The first issue of Vogue appeared on 17th December 1892.  It was founded by New Yorker, Arthur Baldwin Turnure, a socialite who aimed the publication at wealthy aristocratic Americans with the idea of showcasing the "ceremonial side of life" (Smith 2014).  Baldwin Turnure hired Josephine Redding to be the first editor and she was tasked with the duty of finding a name for the magazine.  Redding is rumoured to have flicked through a dictionary until she found a name which she thought fitted the publication.  She settled on Vogue, a word used to define something which is in fashion or popular at a certain time (Basye 2010)  Vogue, then a weekly affair, was not 100% fashion focused.  In addition to fashion related articles, its regular features reflected the cultural tastes of upper class Victorian society such as their love of music (Vogue 1893).

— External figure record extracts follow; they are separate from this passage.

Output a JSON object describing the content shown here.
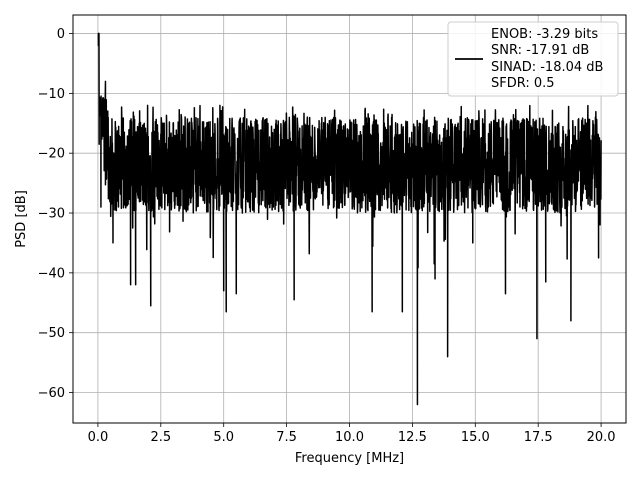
{
  "chart_data": {
    "type": "line",
    "title": "",
    "xlabel": "Frequency [MHz]",
    "ylabel": "PSD [dB]",
    "xlim": [
      -0.99,
      20.99
    ],
    "ylim": [
      -65.1,
      3.1
    ],
    "xticks": [
      0.0,
      2.5,
      5.0,
      7.5,
      10.0,
      12.5,
      15.0,
      17.5,
      20.0
    ],
    "xtick_labels": [
      "0.0",
      "2.5",
      "5.0",
      "7.5",
      "10.0",
      "12.5",
      "15.0",
      "17.5",
      "20.0"
    ],
    "yticks": [
      0,
      -10,
      -20,
      -30,
      -40,
      -50,
      -60
    ],
    "ytick_labels": [
      "0",
      "−10",
      "−20",
      "−30",
      "−40",
      "−50",
      "−60"
    ],
    "grid": true,
    "legend_position": "upper-right",
    "series": [
      {
        "color": "#000000",
        "base_level_db": -22,
        "spikes_db": [
          [
            0.0,
            0.0
          ],
          [
            0.02,
            -2.0
          ],
          [
            0.05,
            -18.5
          ],
          [
            0.12,
            -29.0
          ],
          [
            0.3,
            -8.0
          ],
          [
            0.6,
            -35.0
          ],
          [
            1.3,
            -42.0
          ],
          [
            1.5,
            -42.0
          ],
          [
            2.1,
            -45.5
          ],
          [
            4.85,
            -12.0
          ],
          [
            5.0,
            -43.0
          ],
          [
            5.1,
            -46.5
          ],
          [
            5.5,
            -43.5
          ],
          [
            7.8,
            -44.5
          ],
          [
            10.9,
            -46.5
          ],
          [
            12.1,
            -46.5
          ],
          [
            12.7,
            -62.0
          ],
          [
            13.4,
            -41.0
          ],
          [
            13.9,
            -54.0
          ],
          [
            14.9,
            -35.0
          ],
          [
            16.2,
            -43.5
          ],
          [
            17.45,
            -51.0
          ],
          [
            17.8,
            -41.5
          ],
          [
            18.8,
            -48.0
          ],
          [
            19.9,
            -37.5
          ]
        ]
      }
    ],
    "legend": {
      "entries": [
        "ENOB: -3.29 bits",
        "SNR: -17.91 dB",
        "SINAD: -18.04 dB",
        "SFDR: 0.5"
      ]
    }
  }
}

Arthur Baldwin Turnure, Vogue Founder

Victorian Musical Pastimes

The Victorian world was very limited in terms of reproducing music at home.  Victorians were fond of producing their own music at home and more affluent Victorians were able to purchase pianos for their parlours particularly as they were becoming increasingly more affordable.  This created a demand for piano sheet music.  Opera and operettas were hugely popular amongst the upper classes who appreciated high-art music (Bashford 2007).  The variety style performances seen at music halls were highly popular in later Victorian times.  However, they were the preference of the lower classes viewed by the more refined upper class as vulgar and immoral.  However, by the 1890s this precedent was changing and there was a firm attempt made to attract a better class of audience (V&A 2014).  Vaudeville was the American equivalent of music hall (Britannica 2013). 

Vogue Music

The influences of Victorian musical tastes is evident in early issues of Vogue.  The love of reproducing their own music is featured in articles regarding the music rooms of socialites and, adverts for music journals featuring music suitable for the "home circle" (Vogue 1893). 

Illustration of socialite's Mrs. Henry de Coppet's music room - Vogue 1.8, 1893

Advert for Musical Notes journal - Vogue 1.1, 1892
Operas were a key feature with gossip columns, such as "Seen on the Stage" and  "Playhouse Gossip", discussing issues such as who will be writing the next up and coming opera.  Reviews of operas were illustrated with drawings of the stage costumes alongside the text as documented below. 

'Seen on Stage' review of La Cigale - Vogue 1.6, 1893

Fiction played a large part of early fashion magazines and the Victorian love of music was often serialised in these short stories as seen in the extract from the August 19th 1893 issue featured below.  This short story is regarding a Countess, known as Madame Y, attending a night at the opera with her husband. 

'At the Opera Francaise - The Valkyre' short story feature - Vogue 2.8, 1893

However, not all Vogue's musical articles catered to its readers high-brow art tastes.  Despite its lower class connotations, vaudeville was a hot topic of discussion amongst Vogue readers after the publication of an article debating the morality of vaudeville clubs.  One reader, inspired by the piece, wrote to the editor stating that vaudeville was not immoral and the performers were hard working and honest while concluding that "no woman or child can ever be injured witnessing a good, clean variety show" (Vogue 1.4, 1893). 

Articles like the one regarding vaudeville's morality show that even from its early issues Vogue has encouraged debate amongst its readership regarding the latest trends in popular culture.  As Anna Wintour writes in this month's issue, one of the ways in which Vogue retains its integrity is by sticking close to its original Victorian ideals of the magazine, by following those who define popular culture at that particular time, even if that culture does not cater completely to the Vogue readership taste.  By sticking to these ideals, Wintour keeps the magazine at the forefront of popular culture debate like Josephine Redding did, nearly 122 years before her.